IRF1 mRNA is rapidly upregulated, followed later by IFN-β mRNA, upon induction in vitro of terminal differentiation of M1 myeloid precursor cells or 32Dcl3 myeloblasts (20;21). Ectopic expression of IRF1 can accelerate granulocytic differentiation stimulated by G-CSF (21). Thus, IRF1 induction may be a limiting step in the early events of differentiation. Consistent with this hypothesis, bone marrow from Irf1-/- mice contains an increased number of immature granulocytic precursors, and a decreased number of mature granulocytes compared to wild type bone marrow cells, as determined by cell staining for Gr-1 or CD11b (22). The colony-forming ability of Irf1-/- progenitors from the bone marrow in response to treatment with G-CSF and M-CSF is also reduced. These data support a role for IRF1 in promoting the maturation of granulocytes.
NK and NKT cell development
Irf1-/- mice exhibit a severe deficiency of NK cells, which lack in vitro cytotoxic activity in response to LCMV infection or poly I:C treatment in vivo and fail to produce IFN-γ upon IL-12 stimulation in vitro (23-25). NKT and intestinal intraepithelial lymphocytes (IELs) are also greatly reduced in Irf1-/- mice (24). Interestingly, Irf+/- mice display an intermediate reduction in NK, NKT and IEL numbers. These three lymphocyte subsets express the IL-15 receptor, and rely on IL-15 for their development and maintenance (26-28). Northern blot analysis demonstrates a failure of IL-15 induction in Irf1-/- bone marrow cells stimulated with LPS, suggesting that IRF1 regulates IL-15 gene expression (24;29). Indeed, the Il15 gene promoter contains a consensus ISRE sequence to which IRF1 binds and directly activates Il15 transcription (29). Interestingly, chimeras in which Irf1-/- bone marrow cells were transferred into irradiated wild type mice generated normal numbers of functional NK cells, while in contrast, chimeras containing wild type bone marrow cells transferred into irradiated Irf1-/- mice failed to generate any functional NK cells (29). Importantly, Irf1-/- bone marrow cells generate functional NK cells when cultured in the presence of exogenous IL-15. These data demonstrate that the deficiency of NK cells in Irf1-/- mice is not cell intrinsic, but is caused by a failure of bone marrow stromal cells that normally support NK cell development to produce IL-15.

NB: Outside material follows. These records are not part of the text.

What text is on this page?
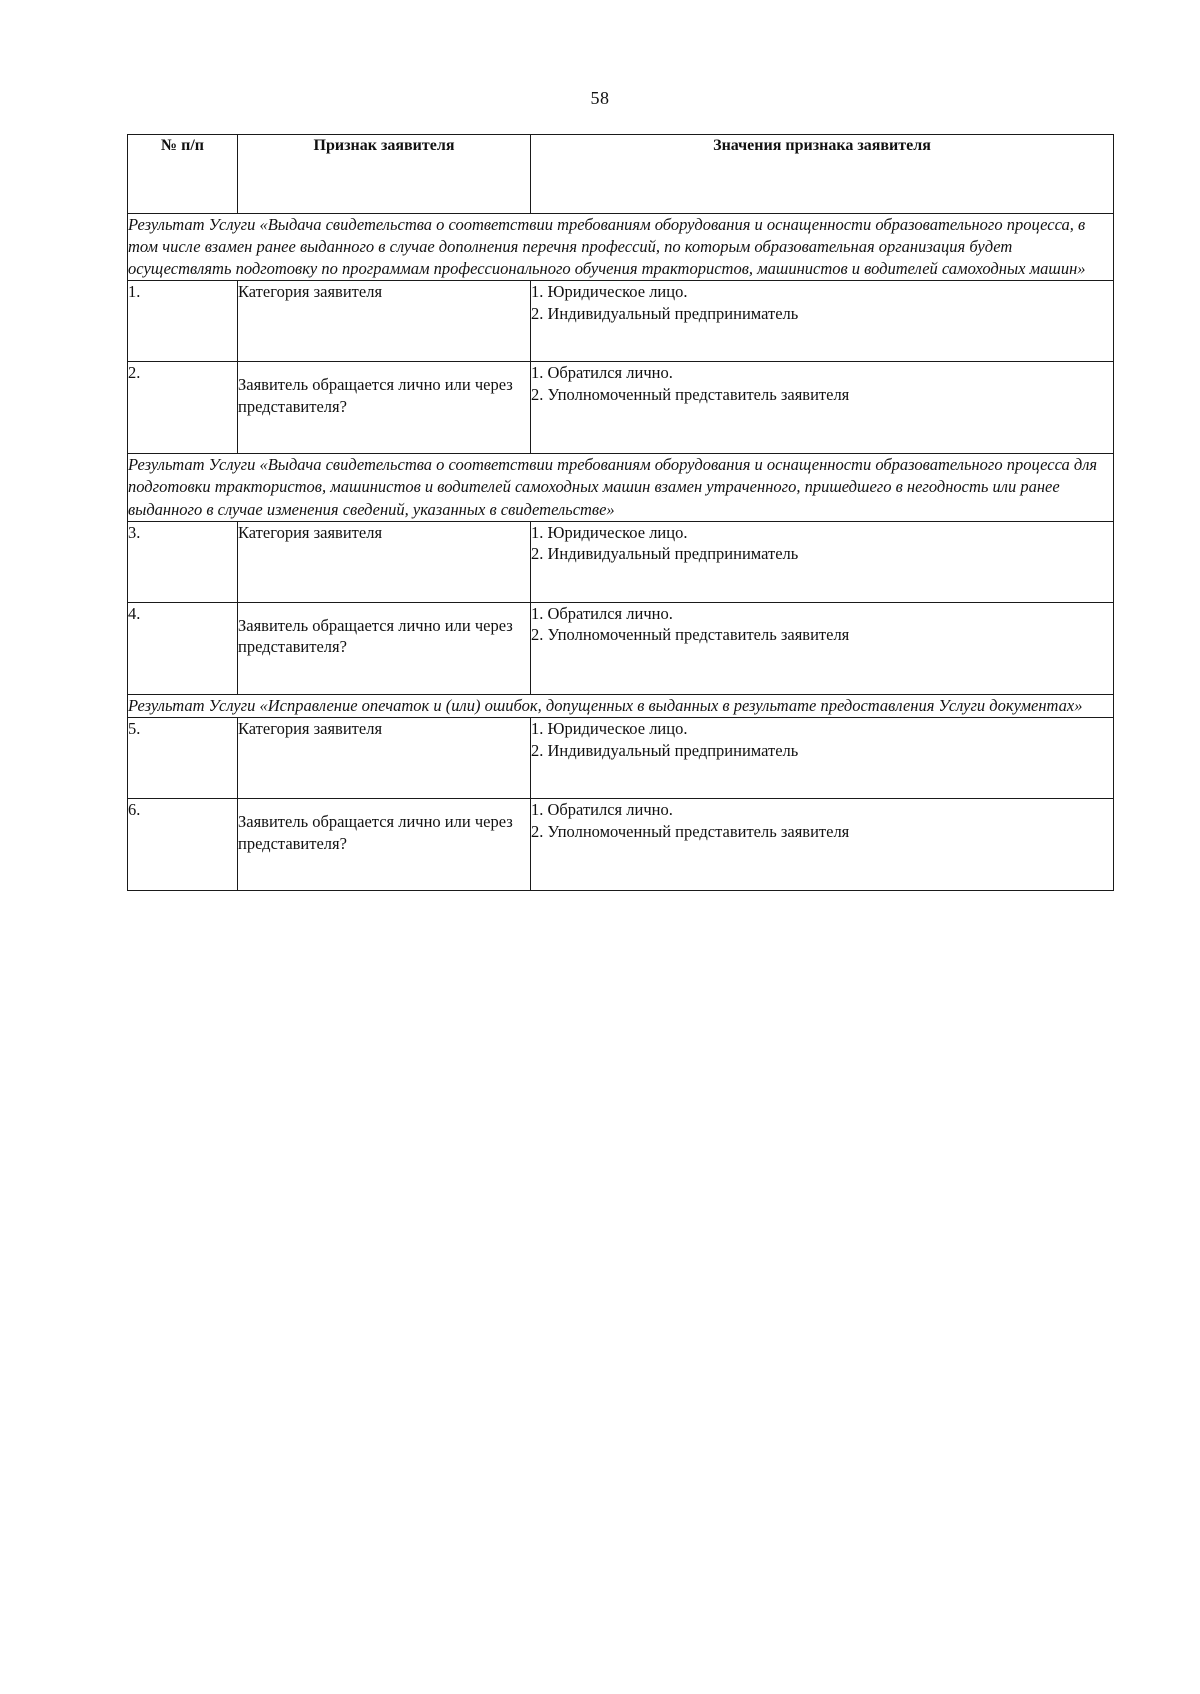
58
№ п/п	Признак заявителя	Значения признака заявителя
Результат Услуги «Выдача свидетельства о соответствии требованиям оборудования и оснащенности образовательного процесса, в том числе взамен ранее выданного в случае дополнения перечня профессий, по которым образовательная организация будет осуществлять подготовку по программам профессионального обучения трактористов, машинистов и водителей самоходных машин»		
1.	Категория заявителя	1. Юридическое лицо.
2. Индивидуальный предприниматель

2.	Заявитель обращается лично или через представителя?	1. Обратился лично.
2. Уполномоченный представитель заявителя

Результат Услуги «Выдача свидетельства о соответствии требованиям оборудования и оснащенности образовательного процесса для подготовки трактористов, машинистов и водителей самоходных машин взамен утраченного, пришедшего в негодность или ранее выданного в случае изменения сведений, указанных в свидетельстве»		
3.	Категория заявителя	1. Юридическое лицо.
2. Индивидуальный предприниматель

4.	Заявитель обращается лично или через представителя?	1. Обратился лично.
2. Уполномоченный представитель заявителя

Результат Услуги «Исправление опечаток и (или) ошибок, допущенных в выданных в результате предоставления Услуги документах»		
5.	Категория заявителя	1. Юридическое лицо.
2. Индивидуальный предприниматель

6.	Заявитель обращается лично или через представителя?	1. Обратился лично.
2. Уполномоченный представитель заявителя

T cell development and function
CD4+ and CD8+ T cells expressing αβ T-cell receptors (TCR) begin their development as double negative CD4-CD8- precursor thymocytes (Figure 5). After TCRβ rearrangement, progression to the double positive CD4+CD8+ stage, and TCRα rearrangement, the yet immature TCRαβ+CD4+CD8+ thymocytes are then subject to positive or negative selection to generate mature CD4+ helper T cells and CD8+ cytotoxic T cells. Physical contacts between TCR/CD3 complexes and both costimulatory molecules on developing thymocytes and major histocompatibility (MHC) molecules on thymic stroma are important for T cell selection and commitment to the CD4+ or CD8+ lineages. The affinity and avidity of T cell-stromal cell interactions determines the outcome of thymic selection, with high affinity TCR-self-MHC interactions leading to elimination of the T cell (negative selection), and low affinity TCR-self-MHC interactions promoting T cell survival (positive selection). T cells expressing a TCR that does not recognize self-MHC molecules undergo receptor editing or die through apoptosis.

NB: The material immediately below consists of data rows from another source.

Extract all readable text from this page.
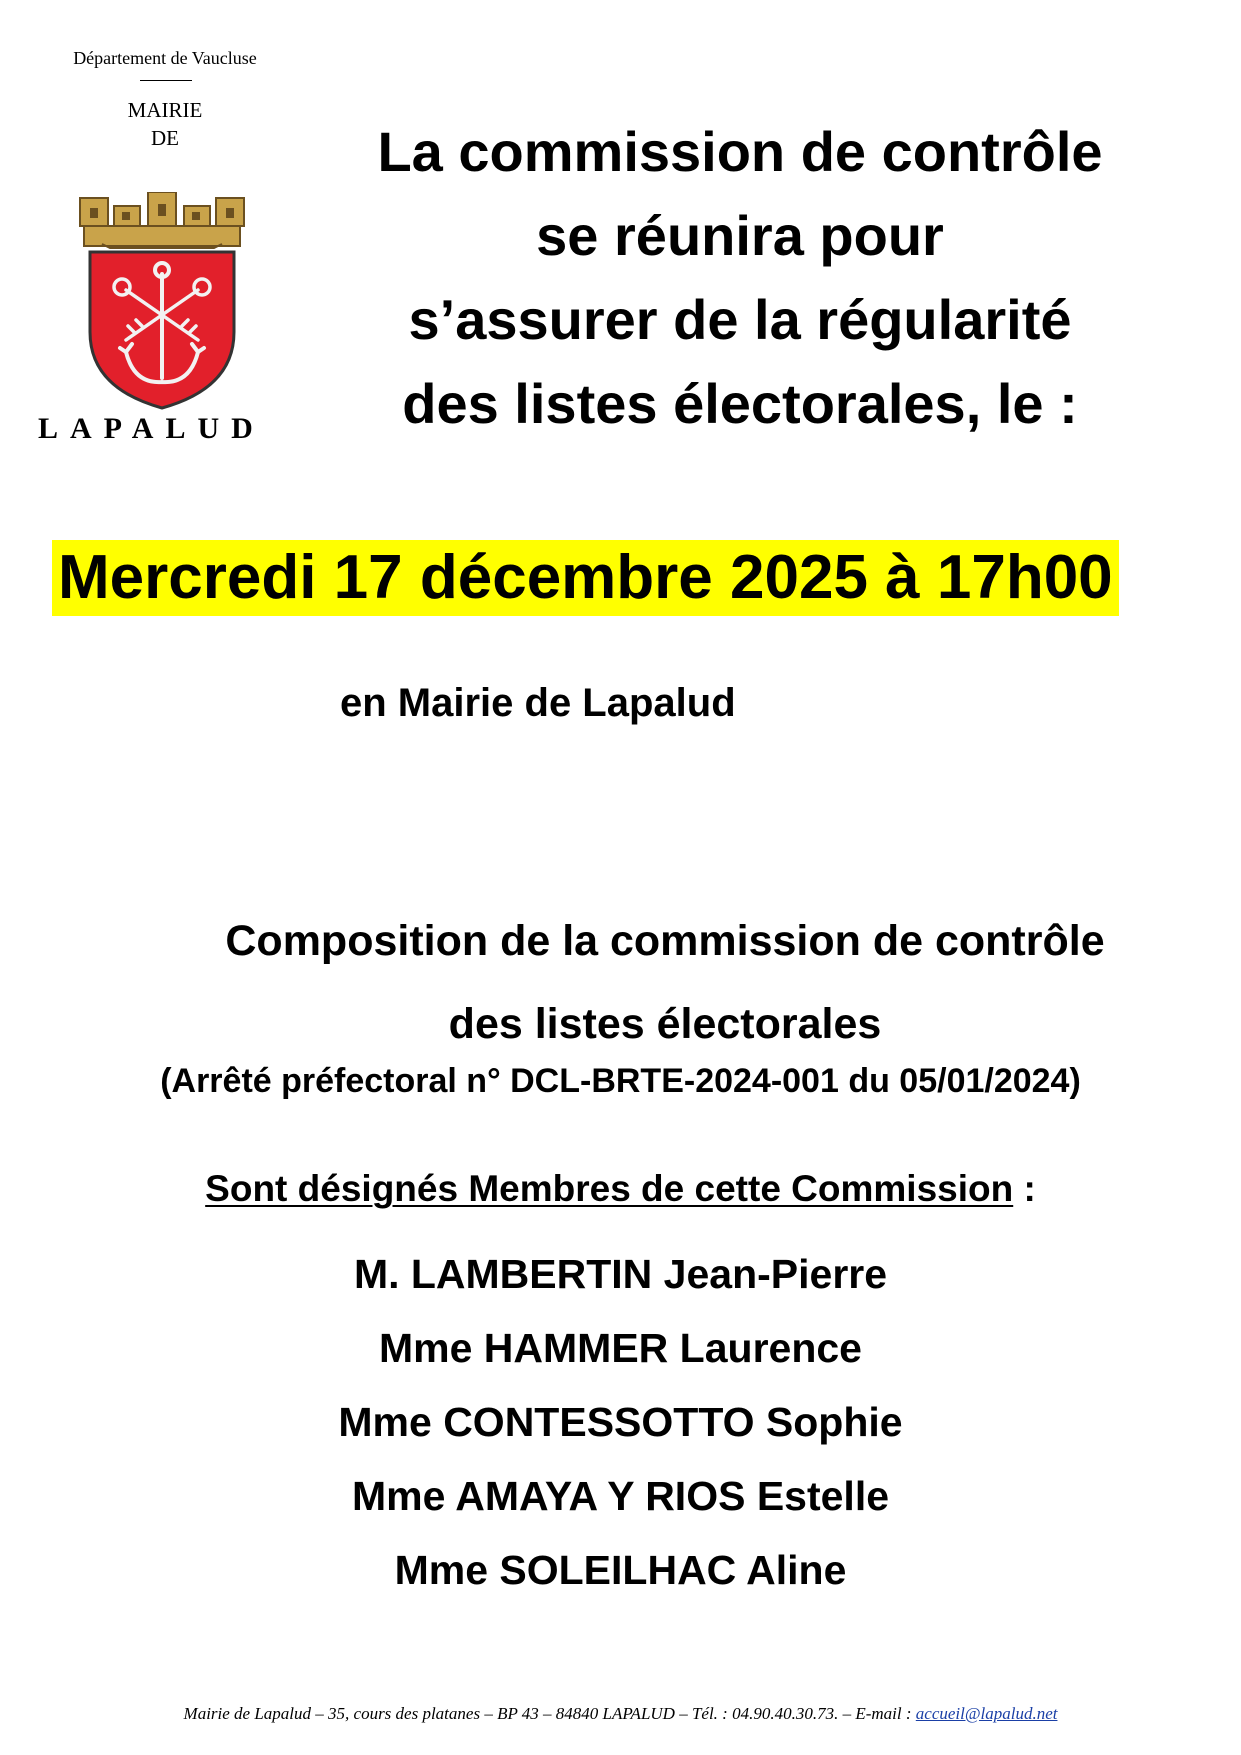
Département de Vaucluse
MAIRIE
DE
LAPALUD
La commission de contrôle
se réunira pour
s’assurer de la régularité
des listes électorales, le :
Mercredi 17 décembre 2025 à 17h00
en Mairie de Lapalud
Composition de la commission de contrôle
des listes électorales
(Arrêté préfectoral n° DCL-BRTE-2024-001 du 05/01/2024)
Sont désignés Membres de cette Commission :
M. LAMBERTIN Jean-Pierre
Mme HAMMER Laurence
Mme CONTESSOTTO Sophie
Mme AMAYA Y RIOS Estelle
Mme SOLEILHAC Aline
Mairie de Lapalud – 35, cours des platanes – BP 43 – 84840 LAPALUD – Tél. : 04.90.40.30.73. – E-mail : accueil@lapalud.net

Irf1-/- mice display a 10-fold reduction of mature CD8+ T cells in the thymus, spleen, lymph nodes and blood, while CD4+ T cells are present in normal numbers (30;31). Analysis of immature thymocyte populations demonstrated a lineage-specific defect in maturation from the double-positive (CD4+CD8+) to single-positive (CD4-CD8+) stage during CD8+ T cell development. Thymic stromal cells and T cells at all stages of maturation were found to have reduced expression of MHC class I, which is secondary to a reduced expression of transporter associated with antigen processing-1 (TAP1) and the proteasome subunit low molecular mass protein 2 (LMP2) (16;32). Both TAP1 and LMP2 are required for presentation of peptides by MHC class I molecules, and both contain ISREs in their gene promoters that are transcriptionally activated by IRF1 (32). However, the defect in T cell maturation was found to be T cell-intrinsic rather than a consequence of a defective thymic stromal environment, as Irf1-/- stromal cells could support normal development of CD8+ thymocytes in bone marrow chimeras and in reaggregation cultures in vitro (16). Thus, impaired MHC class I expression on thymic stromal cells is at most only partially responsible for the maturation defect of Irf1-/- CD8+ T cells.
In addition to impaired MHC class I expression, Irf1-/- thymocytes have defective TCR-mediated signal transduction, which probably also contributes to the impaired positive and negative selection of CD8+ T cells. The induction of negative selection in TCR transgenic thymocytes from Irf1-/- mice required a 1000-fold higher level of selecting peptide than wild type thymocytes (16). Thus, IRF1 may regulate thymocyte gene expression important for lineage commitment and selection of CD8+ T cells. Transgenic overexpression of the anti-apoptotic protein Bcl2 under the Eμ or Lck promoter in Irf1-/- mice restores CD8+ T cell development (but not NK, NKT or TCRγδ+ intestinal intraepithelial lymphocyte development), suggesting that IRF1 is necessary for the propagation of survival signals from Bcl2 (33).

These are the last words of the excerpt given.